25 March, Wednesday. From Laza to Ourense. We will soon enter the region Galicia and the town Ourense. There is a lovely, centrally located, Albergue there. The City was by the Romans called “Aqua Urentes” due to hot water springs. The hot water is still in use for heating purposes of nearby situated houses.
26 March, Thursday. To Monasterio de Oseira. In the evening, we arrive at the monastery “Monasterio de Oseira”, which is from the 1100s. The name of the monastery means, in Galician, “The Bear Monasterio”. To stay overnight, one has to call and sign up for a monk, who also manages guide tours in the Monasterio. The Albergue is a beautiful but ice-cold church hall, with bunk beds at one end. The only thing we can do now, is to keep us warm, in the shower with ice-cold water. Well .., it’s after all refreshing. Anyhow, we get a nice guided tour in the evening. Graham Greene is said to have been a frequent visitor here in the monastery.
29 March, Sunday.

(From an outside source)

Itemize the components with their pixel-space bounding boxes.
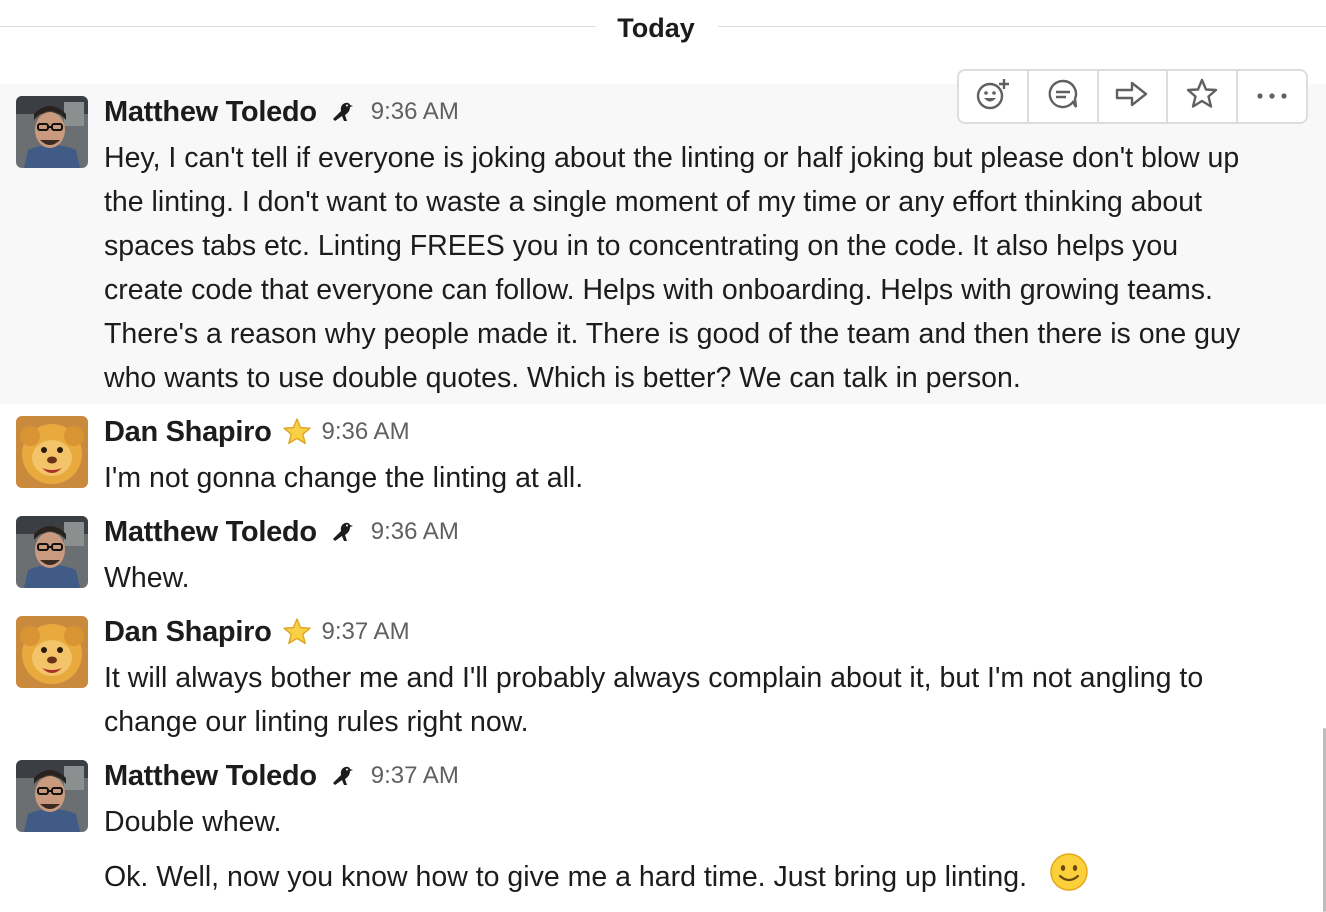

From Outeiro (A Vedra) to Santiago de Compostela. In the middle of the day we finally arrive to Santiago de Compostela. Again, like last time, I am entering the popular Pilgrim Center to ask for yet another diploma for this route. Almost all wanderers want a diploma, a “Compostela”. In the Cathedral, a welcome mass is held every day for newly arrived pilgrims. Attempts are always made by the Catholic priests to read the names and nationalities of newly arrived pilgrims, but we can only hear Spanish names. It is a bit sad. Many of us long distance travellers, should prefer the opposite. Georg would prepare to go home. I will tomorrow start a final wandering to Finisterre and Muxia.
Way to Finisterre and Muxia 30/3-2/4
30-31 March, Monday-Tuesday. From Santiago de Compostela to Olveiroa. Then it is the second last stretch. I walk myself. The “Albergues” along the route are exceptionally good, nice rooms and comfortable beds, especially in Olveiroa. Moreover, it is now not many people who walk.
1 April, Wednesday. To Finisterre. During the day, I again meet Sauro and then Young Suk from Korea. More and more pilgrims visit Finisterre and Cabo Finisterre “End of the World”, that is the furthest point, a few kilometres from the Centre. The sea and the sunset have fascinated pilgrims for thousands of years. On the cape there is a little pit to burn their clothes. It is an old tradition. The clothes are considered worn-out, once you arrive here after a long wandering. On the way back from the cape, I meet Sauro, asking if I, according to the old tradition, burned some clothes. Since I have not done it, I turn and sacrifice my socks while Sauro burn a sweater. On our way back to Finisterre, I naturally get blisters on both heels. But it’s only one day left now to Muxia.
2 April, Thursday. To Muxia. I walk half a day with Young Suk. We come to the “Albergue” in Muxia, which is new and nice, comfortable and a little futuristic. Near the centre right by the sea lie the church “Virxe da Barca” and a stone ship. According to legend, Holy Mary came here when the courage for St James failed, in his effort to spread Christianity in Galicia. Therefore, many pilgrims come here to visit the place. Around the shrine there are also magical stones, which are said cure kidney diseases and rheumatism. The stone-ship, that symbolizes the boat where Holy Mary arrived, has a sail in the form of a split boulder. The legend says, that those who have a pure heart can only turn it by hand. I was tempted to try it, but refrained.